Ramesh N, Massaad MJ, Kumar L, Suresh K, Sasahara Y, Anton I, Bhasin M, Libermann T, Geha R.
The actin cytoskeleton is essential for cell adhesion and migration, functions important for tumor invasion. In addition to binding N-WASP/WASP, WIP binds and stabilizes F-actin. WIP−/− fibroblasts were used to test the role of WIP in F-actin function.

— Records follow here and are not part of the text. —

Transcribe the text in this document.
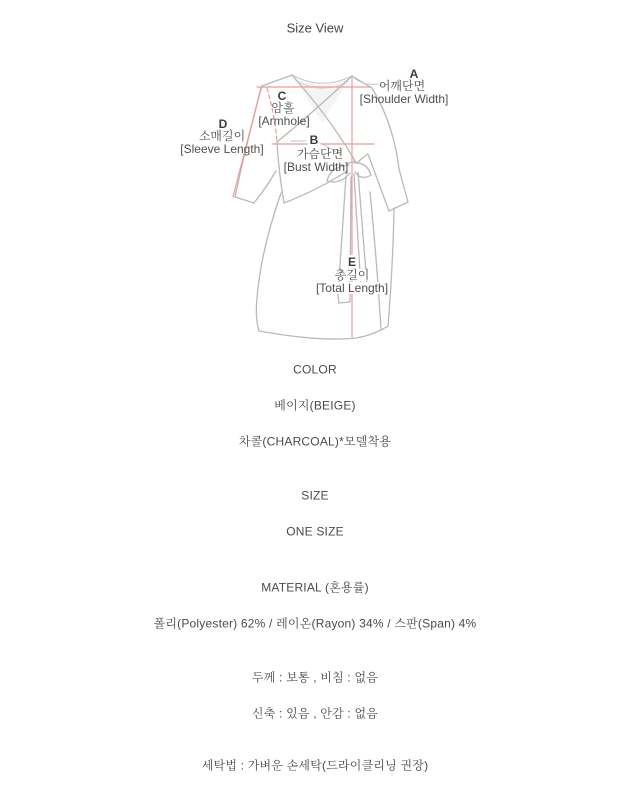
Size View
A
어깨단면
[Shoulder Width]
C
암홀
[Armhole]
D
소매길이
[Sleeve Length]
B
가슴단면
[Bust Width]
E
총길이
[Total Length]
COLOR
베이지(BEIGE)
차콜(CHARCOAL)*모델착용
SIZE
ONE SIZE
MATERIAL (혼용률)
폴리(Polyester) 62% / 레이온(Rayon) 34% / 스판(Span) 4%
두께 : 보통 , 비침 : 없음
신축 : 있음 , 안감 : 없음
세탁법 : 가벼운 손세탁(드라이클리닝 권장)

WIP−/− cells had defective focal adhesion (FA), stress fiber assembly and adherence to substrates that were restored by transduction of wild-type WIP. Protein and mRNA levels of several FA constituents regulated by the MRTF-SRF transcription factor complex were reduced in WIP−/− fibroblasts. G-actin, which sequesters MRTF in the cytoplasm, was increased, and nuclear localization of MRTF-A and SRF was reduced in WIP−/− fibroblasts.
Transfection of an MRTF-A mutant that constitutively translocates to the nucleus, or of constitutively active SRF, restored FA and stress fiber assembly. Fibroblasts from knock-in mice that express a WIP mutant that fails to bind actin phenocopied WIP−/− fibroblasts. Thus, WIP is a novel regulator of FA assembly and cell adhesion.